Right now, when people seeking asylum try to enter the United States, they are usually detained in county jails, privatized prisons, and ICE-controlled detention centers as their cases are processed. These facilities are highly restrictive. They are not appropriate for asylum-seekers who have already had traumatic experiences. Being held in prison may actually trigger memories of past trauma and cause lasting psychological harm.

For example, let's say you were apprehended in your country of origin for political activism and then tortured in a clinical setting. You flee to the United States but then being held in a facility with cramped cells, fluorescent lights, metal tables, and armed guards could trigger flashbacks, nightmares, depression, and even suicidal thoughts. Basically, the jail-like conditions in detention facilities can aggravate post-traumatic stress disorder for asylum-seekers.

Detainees fleeing persecution must deal with the emotional and physical effects of past traumas while simultaneously trying to take care of their basic needs, such as their health. In this week's video clip, we will hear the story of an asylum-seeker from Cameroon. When she arrived at an airport in the United States, her infant child was taken from her and she was detained for 11 months without appropriate medical care.

Please note: This video clip is mostly audio, without visuals, because this asylum-seeker has chosen to remain anonymous. Please turn up your volume and take the time to listen to her story.



This asylum-seeker did not pose a threat to public safety. Still, the U.S. government held her in a detention center while her asylum claim was reviewed. Meanwhile, her family and her health suffered. She, like members of other vulnerable populations, was caught up in a system that fails to recognize the needs of individual detainees.

Who might be considered vulnerable? Vulnerable immigrants include asylum-seekers, torture survivors, victims of human trafficking, the sick and elderly, LGBT immigrants, pregnant women, families, green card holders, and the parents of U.S. citizen children.

People in these categories are in need of additional protections, which the current system does not provide. The Department of Homeland Security (DHS) does not yet have a national system in place to make sure that vulnerable detainees are treated humanely.

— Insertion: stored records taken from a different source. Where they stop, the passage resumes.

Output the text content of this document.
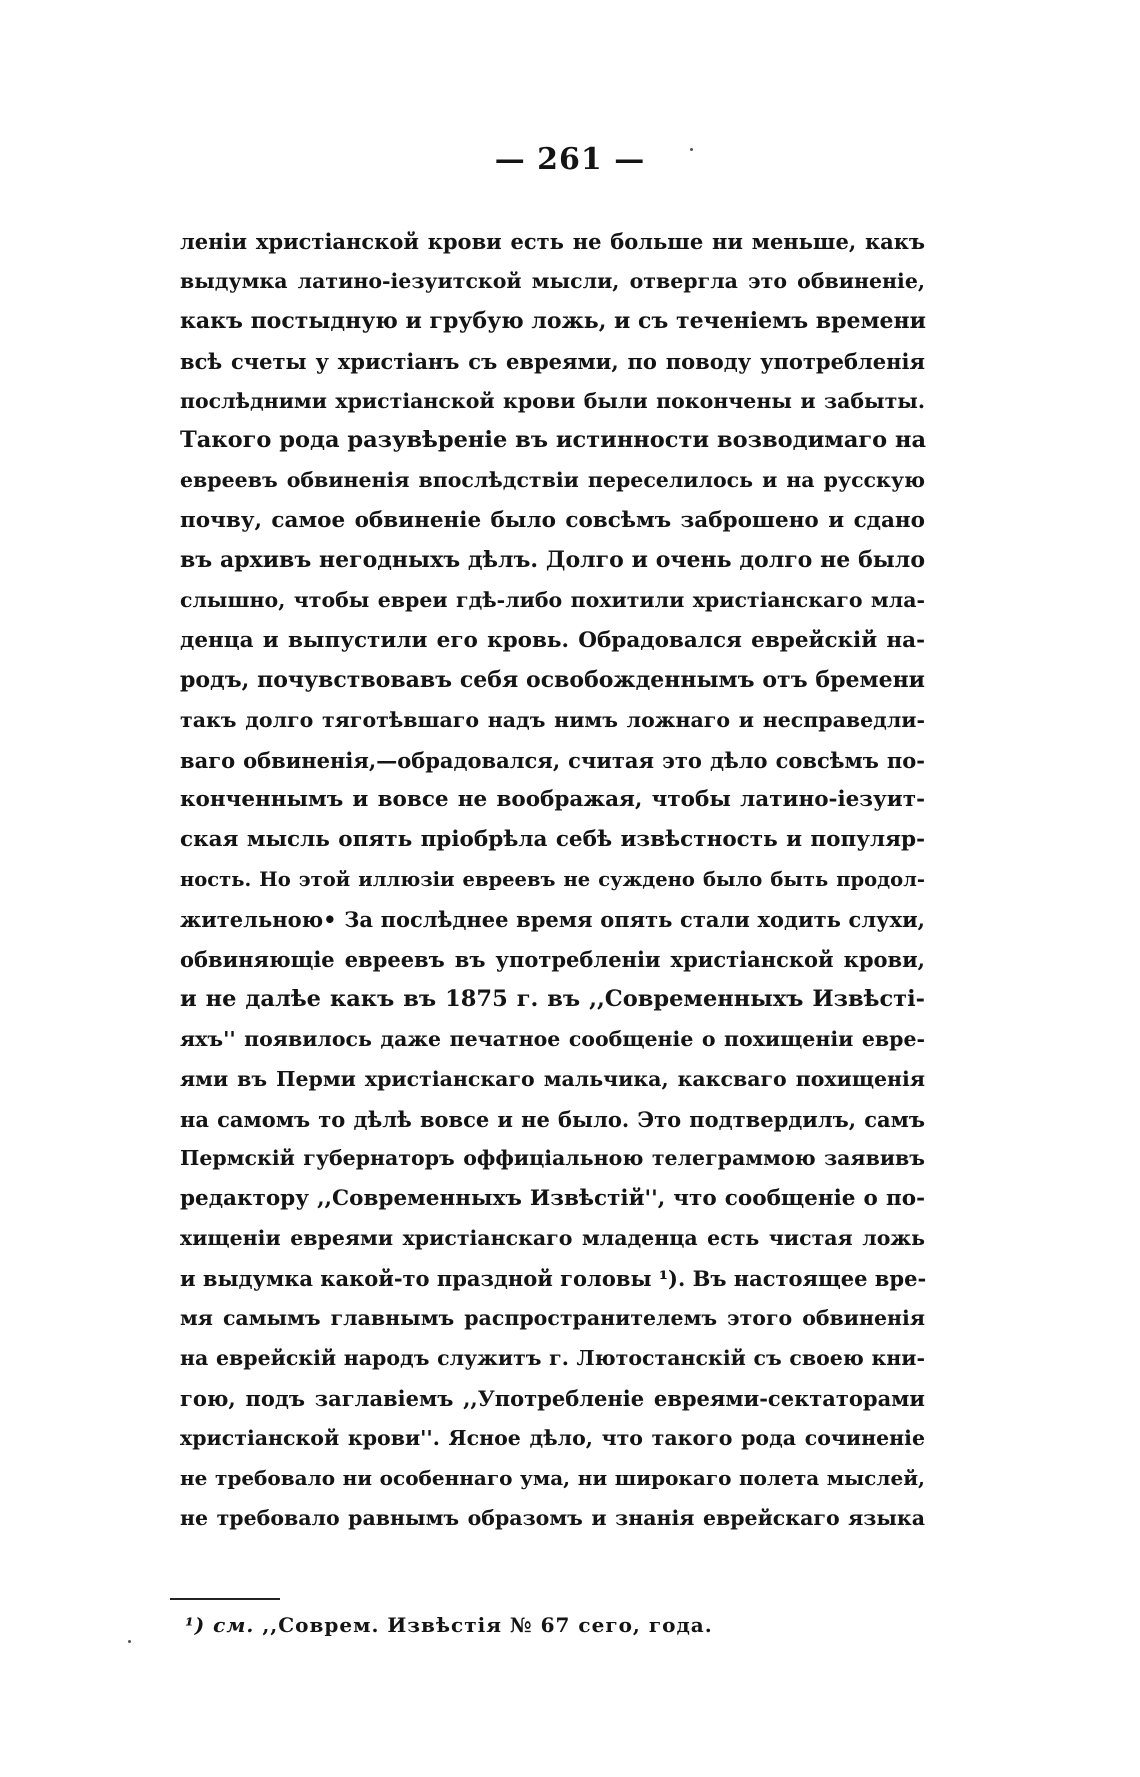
— 261 —
леніи христіанской крови есть не больше ни меньше, какъ
выдумка латино-іезуитской мысли, отвергла это обвиненіе,
какъ постыдную и грубую ложь, и съ теченіемъ времени
всѣ счеты у христіанъ съ евреями, по поводу употребленія
послѣдними христіанской крови были покончены и забыты.
Такого рода разувѣреніе въ истинности возводимаго на
евреевъ обвиненія впослѣдствіи переселилось и на русскую
почву, самое обвиненіе было совсѣмъ заброшено и сдано
въ архивъ негодныхъ дѣлъ. Долго и очень долго не было
слышно, чтобы евреи гдѣ-либо похитили христіанскаго мла-
денца и выпустили его кровь. Обрадовался еврейскій на-
родъ, почувствовавъ себя освобожденнымъ отъ бремени
такъ долго тяготѣвшаго надъ нимъ ложнаго и несправедли-
ваго обвиненія,—обрадовался, считая это дѣло совсѣмъ по-
конченнымъ и вовсе не воображая, чтобы латино-іезуит-
ская мысль опять пріобрѣла себѣ извѣстность и популяр-
ность. Но этой иллюзіи евреевъ не суждено было быть продол-
жительною• За послѣднее время опять стали ходить слухи,
обвиняющіе евреевъ въ употребленіи христіанской крови,
и не далѣе какъ въ 1875 г. въ ,,Современныхъ Извѣстi-
яхъ'' появилось даже печатное сообщеніе о похищеніи евре-
ями въ Перми христіанскаго мальчика, каксваго похищенія
на самомъ то дѣлѣ вовсе и не было. Это подтвердилъ, самъ
Пермскій губернаторъ оффиціальною телеграммою заявивъ
редактору ,,Современныхъ Извѣстій'', что сообщеніе о по-
хищеніи евреями христіанскаго младенца есть чистая ложь
и выдумка какой-то праздной головы ¹). Въ настоящее вре-
мя самымъ главнымъ распространителемъ этого обвиненія
на еврейскій народъ служитъ г. Лютостанскій съ своею кни-
гою, подъ заглавіемъ ,,Употребленіе евреями-сектаторами
христіанской крови''. Ясное дѣло, что такого рода сочиненіе
не требовало ни особеннаго ума, ни широкаго полета мыслей,
не требовало равнымъ образомъ и знанія еврейскаго языка
¹) см. ,,Соврем. Извѣстія № 67 сего, года.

However, DHS recently announced plans to overhaul the immigration detention system. Here are a few specific changes that DHS should make to ensure that vulnerable detainees are protected:

DHS should develop a nationwide assessment that would be conducted for each detainee when they are first apprehended. This assessment would determine the needs and risks for each detainee. That way, DHS would have a much better sense of who's in their custody and what kind of protections and services they may need.

DHS should enforce humane detention standards, including special provisions for vulnerable populations. They should improve oversight in all their facilities - including privatized facilities that they contract out to - to make sure that basic rights are protected and that abuses are not tolerated in the system.

DHS should ensure that immigrant detainees each get their fair day in court. This would mean improving access to lawyers, law libraries, and telephones; making translation services available; and refraining from transferring detainees arbitrarily to other facilities around the country.

DHS should prioritize vulnerable detainees - like the asylum-seeker who describes her experience in today's video - for alternative to detention programs and release into the community. Most immigrant detainees are non-criminal and do not pose a risk to society. They should be held in the least restrictive setting possible.

Next week, in our final post in this blog series, we'll explore what these alternatives to detention might look like. Creating alternatives to detention would be a strong step in fixing this broken immigration enforcement system.